Dynamic Action Button: Floating icons are being replaced by a context-aware button that shifts shape and utility based on the exact task you are doing in Word, Excel, or PowerPoint.
“Throw & Catch” Context Handoff: A new framework that smoothly transfers the active task context between inline canvas text, side panels, and full chat interfaces without losing your place.
Computer-Using Agents GA: In Copilot Studio (May 26), multi-step autonomous agents capable of interacting with desktop environments dropped their preview tags and are now generally available.
Gemini (Google)
Gemini 3.5 Flash GA (rollout expanded late May 2026 following May 19–20 I/O): Fast frontier model optimized for agentic, coding, and multimodal workloads; selectable in the Gemini app and via API for global users.
Gemini Omni multimodal model (late-May 2026 rollout): Generates and edits video from text, image, audio, or video prompts. Available to Gemini Advanced and Ultra subscribers in the mobile/desktop app.
Neural Expressive UI redesign (late-May 2026 rollout): Major interface overhaul with fluid animations, interactive visual responses (imagery, timelines, graphics) replacing plain text. Affects all Gemini app end-users for richer daily interactions.
Gemini Spark 24/7 agent (beta rollout late May 2026): Persistent personal agent for delegated multi-step tasks; initially available to Ultra-tier users.

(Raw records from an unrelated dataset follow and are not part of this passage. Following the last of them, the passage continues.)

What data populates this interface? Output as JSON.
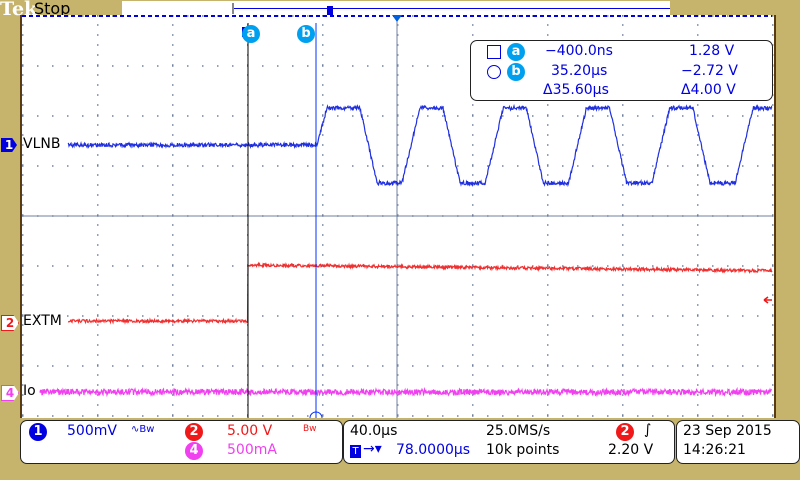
{
  "header": {
    "brand": "Tek",
    "status": "Stop"
  },
  "channels": [
    {
      "num": "1",
      "name": "VLNB",
      "scale": "500mV",
      "bw": "∿Bw",
      "color": "#0000e0"
    },
    {
      "num": "2",
      "name": "EXTM",
      "scale": "5.00 V",
      "bw": "Bw",
      "color": "#f01818"
    },
    {
      "num": "4",
      "name": "Io",
      "scale": "500mA",
      "color": "#f040f0"
    }
  ],
  "cursors": {
    "a": {
      "label": "a",
      "time": "−400.0ns",
      "value": "1.28 V"
    },
    "b": {
      "label": "b",
      "time": "35.20µs",
      "value": "−2.72 V"
    },
    "delta_time": "Δ35.60µs",
    "delta_value": "Δ4.00 V"
  },
  "timebase": {
    "scale": "40.0µs",
    "sample_rate": "25.0MS/s",
    "trigger_delay": "78.0000µs",
    "record_length": "10k points",
    "trigger_source": "2",
    "trigger_slope": "rising",
    "trigger_level": "2.20 V"
  },
  "datetime": {
    "date": "23 Sep  2015",
    "time": "14:26:21"
  },
  "icons": {
    "trigger": "trigger-T-icon",
    "cursor_a": "square-icon",
    "cursor_b": "circle-icon"
  }
}
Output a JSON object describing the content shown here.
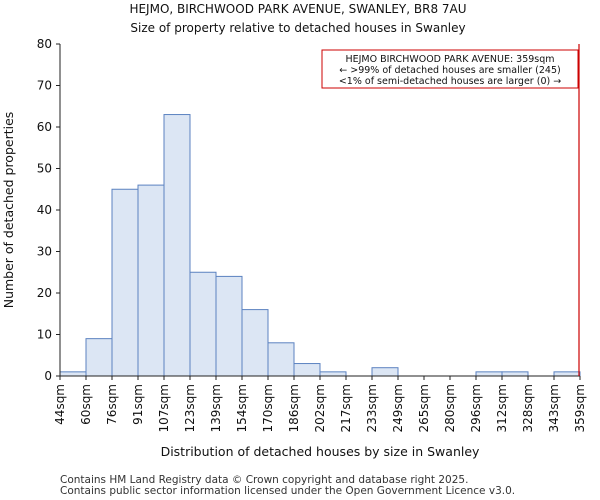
{
  "chart_data": {
    "type": "bar",
    "title": "HEJMO, BIRCHWOOD PARK AVENUE, SWANLEY, BR8 7AU",
    "subtitle": "Size of property relative to detached houses in Swanley",
    "xlabel": "Distribution of detached houses by size in Swanley",
    "ylabel": "Number of detached properties",
    "ylim": [
      0,
      80
    ],
    "yticks": [
      0,
      10,
      20,
      30,
      40,
      50,
      60,
      70,
      80
    ],
    "bin_edges": [
      "44sqm",
      "60sqm",
      "76sqm",
      "91sqm",
      "107sqm",
      "123sqm",
      "139sqm",
      "154sqm",
      "170sqm",
      "186sqm",
      "202sqm",
      "217sqm",
      "233sqm",
      "249sqm",
      "265sqm",
      "280sqm",
      "296sqm",
      "312sqm",
      "328sqm",
      "343sqm",
      "359sqm"
    ],
    "values": [
      1,
      9,
      45,
      46,
      63,
      25,
      24,
      16,
      8,
      3,
      1,
      0,
      2,
      0,
      0,
      0,
      1,
      1,
      0,
      1
    ],
    "grid": false,
    "marker": {
      "value": "359sqm",
      "bin_position": 20,
      "color": "#cc0000"
    },
    "annotation": {
      "lines": [
        "HEJMO BIRCHWOOD PARK AVENUE: 359sqm",
        "← >99% of detached houses are smaller (245)",
        "<1% of semi-detached houses are larger (0) →"
      ],
      "placement": "top-right"
    },
    "colors": {
      "bar_fill": "#dce6f4",
      "bar_edge": "#5b82c0",
      "axis": "#222222"
    }
  },
  "footer": {
    "line1": "Contains HM Land Registry data © Crown copyright and database right 2025.",
    "line2": "Contains public sector information licensed under the Open Government Licence v3.0."
  }
}
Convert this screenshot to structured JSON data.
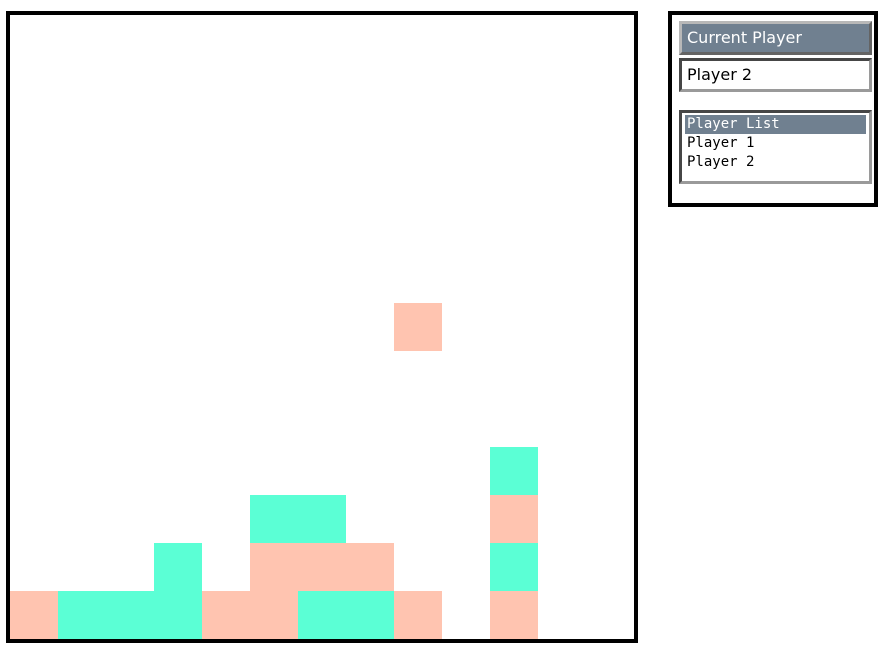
{
  "colors": {
    "player1": "#ffc4b0",
    "player2": "#5bffd5",
    "board_background": "#ffffff",
    "header_background": "#708090"
  },
  "board": {
    "columns": 13,
    "rows": 13,
    "pieces": [
      {
        "col": 0,
        "row": 12,
        "player": 1
      },
      {
        "col": 1,
        "row": 12,
        "player": 2
      },
      {
        "col": 2,
        "row": 12,
        "player": 2
      },
      {
        "col": 3,
        "row": 12,
        "player": 2
      },
      {
        "col": 3,
        "row": 11,
        "player": 2
      },
      {
        "col": 4,
        "row": 12,
        "player": 1
      },
      {
        "col": 5,
        "row": 12,
        "player": 1
      },
      {
        "col": 5,
        "row": 11,
        "player": 1
      },
      {
        "col": 5,
        "row": 10,
        "player": 2
      },
      {
        "col": 6,
        "row": 12,
        "player": 2
      },
      {
        "col": 6,
        "row": 11,
        "player": 1
      },
      {
        "col": 6,
        "row": 10,
        "player": 2
      },
      {
        "col": 7,
        "row": 12,
        "player": 2
      },
      {
        "col": 7,
        "row": 11,
        "player": 1
      },
      {
        "col": 8,
        "row": 12,
        "player": 1
      },
      {
        "col": 8,
        "row": 6,
        "player": 1
      },
      {
        "col": 10,
        "row": 12,
        "player": 1
      },
      {
        "col": 10,
        "row": 11,
        "player": 2
      },
      {
        "col": 10,
        "row": 10,
        "player": 1
      },
      {
        "col": 10,
        "row": 9,
        "player": 2
      }
    ]
  },
  "sidebar": {
    "current_player_label": "Current Player",
    "current_player_value": "Player 2",
    "player_list": {
      "header": "Player List",
      "players": [
        "Player 1",
        "Player 2"
      ]
    }
  }
}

Google Search Overhauled by Gemini 3.5 Flash: On May 26, Google officially flipped the switch to power its core global search engine entirely with Gemini 3.5 Flash. The traditional search box has essentially been retired in favor of a conversational interface by default. Users no longer have to toggle into a separate "AI Mode"—you can ask complex queries and instantly input conversational follow-up questions directly on the main results page.
Perplexity
No Major Changes This Week: Perplexity's core focus this month remains the stabilization of its massive mid-May rollouts, which introduced "Personal Computer" file-syncing on Mac and migrated the backend default orchestration engine over to GPT-5.5.
Grok (xAI)
Grok platform integrations (May 21–27, 2026): Native support added to Kilo Code (May 27), OpenCode (May 21), and related open-source agentic coding environments. Enables seamless use of Grok models within third-party developer tooling for power users and developers.
“Grok Build” Launch: On May 25, xAI rolled out Grok Build in early beta for SuperGrok Heavy tier subscribers. Operating entirely from the terminal, it functions as an agentic Command Line Interface (CLI). Developers can use natural language to map out code changes, edit files, and spin up subagents to execute complex programming pipelines in parallel.